Article 21(2)(d) explicitly requires essential and important entities to address cybersecurity risks in the supply chain, including security aspects concerning the relationships between each entity and its direct suppliers or service providers. This creates a risk management obligation toward all critical and important vendors.

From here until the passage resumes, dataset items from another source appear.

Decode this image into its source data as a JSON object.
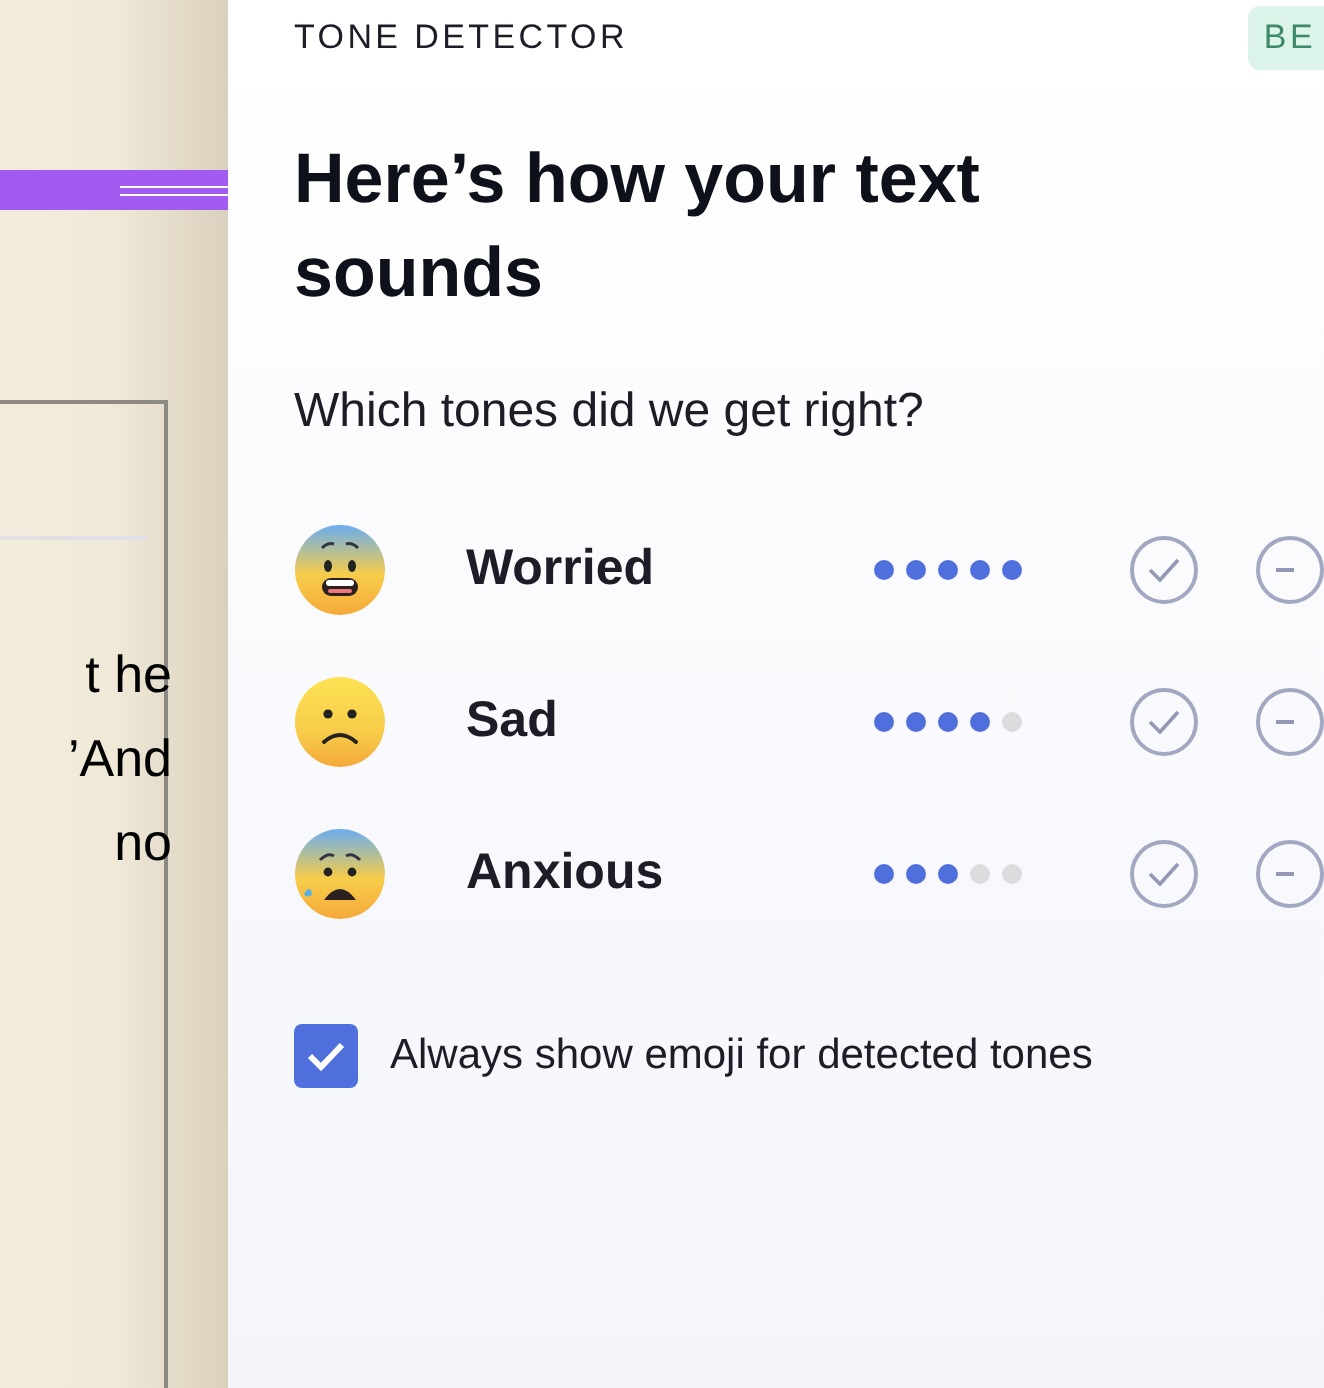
{
  "document": {
    "lines": [
      "t he",
      "’And",
      "no"
    ]
  },
  "panel": {
    "eyebrow": "TONE DETECTOR",
    "badge": "BE",
    "title": "Here’s how your text sounds",
    "question": "Which tones did we get right?",
    "tones": [
      {
        "kind": "worried",
        "label": "Worried",
        "stars": 5
      },
      {
        "kind": "sad",
        "label": "Sad",
        "stars": 4
      },
      {
        "kind": "anxious",
        "label": "Anxious",
        "stars": 3
      }
    ],
    "always_show_emoji": {
      "label": "Always show emoji for detected tones",
      "checked": true
    }
  }
}
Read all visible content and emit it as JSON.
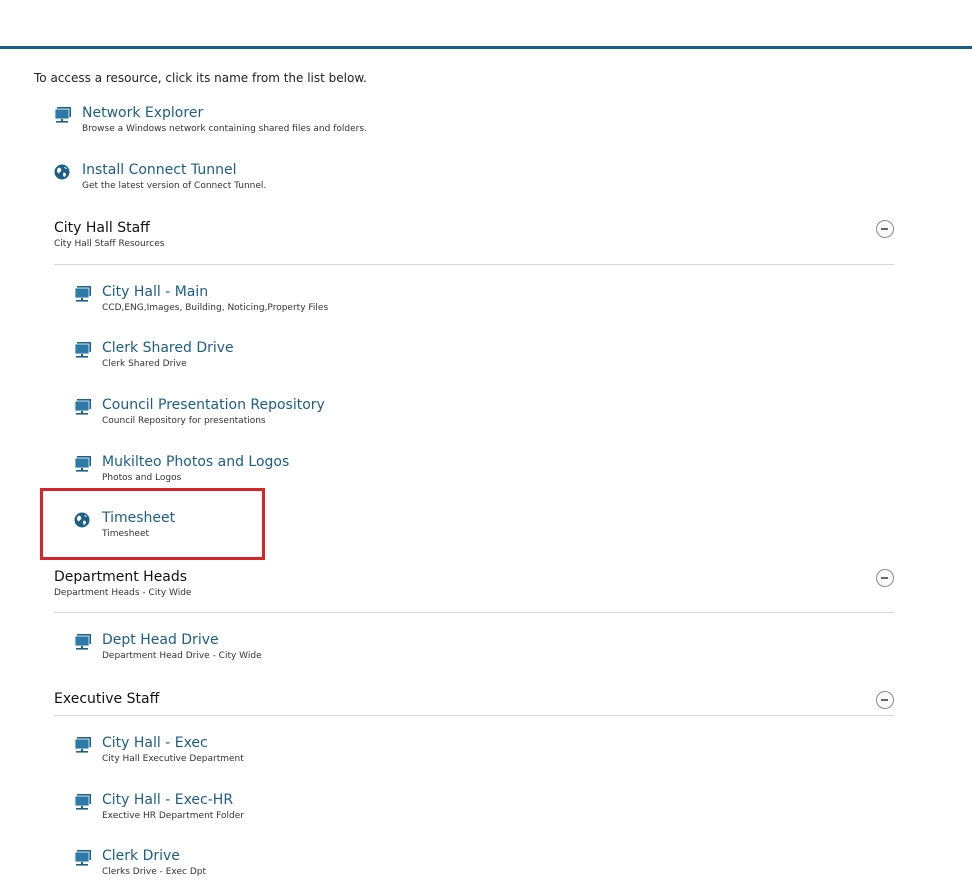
{
  "intro": "To access a resource, click its name from the list below.",
  "top_resources": [
    {
      "title": "Network Explorer",
      "desc": "Browse a Windows network containing shared files and folders.",
      "icon": "network-drive-icon"
    },
    {
      "title": "Install Connect Tunnel",
      "desc": "Get the latest version of Connect Tunnel.",
      "icon": "globe-icon"
    }
  ],
  "groups": [
    {
      "title": "City Hall Staff",
      "desc": "City Hall Staff Resources",
      "items": [
        {
          "title": "City Hall - Main",
          "desc": "CCD,ENG,Images, Building, Noticing,Property Files",
          "icon": "network-drive-icon"
        },
        {
          "title": "Clerk Shared Drive",
          "desc": "Clerk Shared Drive",
          "icon": "network-drive-icon"
        },
        {
          "title": "Council Presentation Repository",
          "desc": "Council Repository for presentations",
          "icon": "network-drive-icon"
        },
        {
          "title": "Mukilteo Photos and Logos",
          "desc": "Photos and Logos",
          "icon": "network-drive-icon"
        },
        {
          "title": "Timesheet",
          "desc": "Timesheet",
          "icon": "globe-icon"
        }
      ]
    },
    {
      "title": "Department Heads",
      "desc": "Department Heads - City Wide",
      "items": [
        {
          "title": "Dept Head Drive",
          "desc": "Department Head Drive - City Wide",
          "icon": "network-drive-icon"
        }
      ]
    },
    {
      "title": "Executive Staff",
      "desc": "",
      "items": [
        {
          "title": "City Hall - Exec",
          "desc": "City Hall Executive Department",
          "icon": "network-drive-icon"
        },
        {
          "title": "City Hall - Exec-HR",
          "desc": "Exective HR Department Folder",
          "icon": "network-drive-icon"
        },
        {
          "title": "Clerk Drive",
          "desc": "Clerks Drive - Exec Dpt",
          "icon": "network-drive-icon"
        }
      ]
    }
  ],
  "colors": {
    "accent": "#1b5d86",
    "link": "#1f5d80",
    "highlight": "#d9232b"
  }
}
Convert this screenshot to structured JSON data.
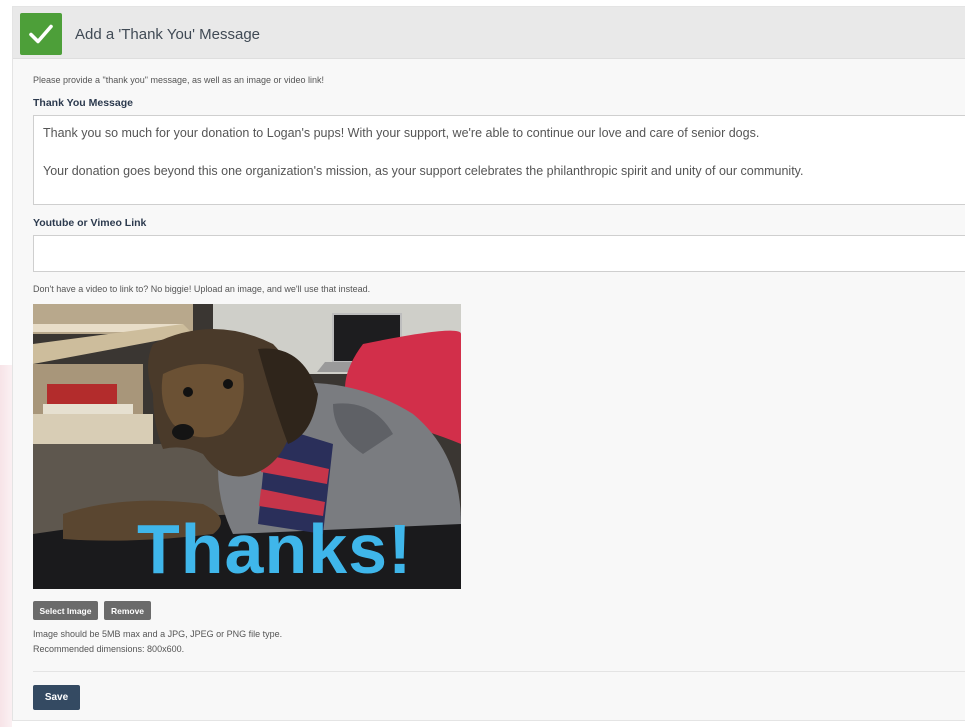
{
  "header": {
    "title": "Add a 'Thank You' Message",
    "status_color": "#4d9f39"
  },
  "intro": "Please provide a \"thank you\" message, as well as an image or video link!",
  "message": {
    "label": "Thank You Message",
    "paragraph_1": "Thank you so much for your donation to Logan's pups! With your support, we're able to continue our love and care of senior dogs.",
    "paragraph_2": "Your donation goes beyond this one organization's mission, as your support celebrates the philanthropic spirit and unity of our community."
  },
  "video": {
    "label": "Youtube or Vimeo Link",
    "value": "",
    "placeholder": ""
  },
  "image": {
    "hint": "Don't have a video to link to? No biggie! Upload an image, and we'll use that instead.",
    "caption": "Thanks!",
    "select_label": "Select Image",
    "remove_label": "Remove",
    "note_line_1": "Image should be 5MB max and a JPG, JPEG or PNG file type.",
    "note_line_2": "Recommended dimensions: 800x600."
  },
  "actions": {
    "save_label": "Save",
    "save_color": "#344a62"
  }
}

Does NIS2 apply to Swiss companies?
NIS2 is EU law and does not directly apply to Switzerland. However, Swiss companies are indirectly affected in two ways: (1) a Swiss entity with an EU establishment offering services in an in-scope sector may fall under the Directive; (2) Swiss companies supplying EU entities must meet the supply-chain security requirements those entities impose under Article 21(2)(d).
If we are already subject to DORA, do we need to comply with NIS2 as well?
DORA acts as lex specialis for financial entities covered by the Digital Operational Resilience Act. Article 4(2) of NIS2 states that where other EU sectoral legal acts require financial entities to take cybersecurity risk-management measures equivalent to NIS2, those sectoral provisions take precedence. In practice, DORA compliance should largely satisfy the NIS2 ICT risk requirements for financial entities, but you should verify this with your legal counsel.
Who enforces NIS2?
Each EU Member State designates one or more national competent authorities (NCAs) responsible for supervising NIS2 compliance. Essential entities are subject to proactive (ex-ante) supervision; important entities face reactive (ex-post) supervision. France: ANSSI. Germany: BSI. Netherlands: NCSC-NL. Contact your national authority for jurisdiction-specific guidance.
How do I start preparing for NIS2?
Start with a scope determination (use the checker on this page), then run a gap assessment against the ten Article 21 measures. Prioritise supply chain security and incident reporting procedures, which require the most lead time. Brief your management body early — they carry personal liability.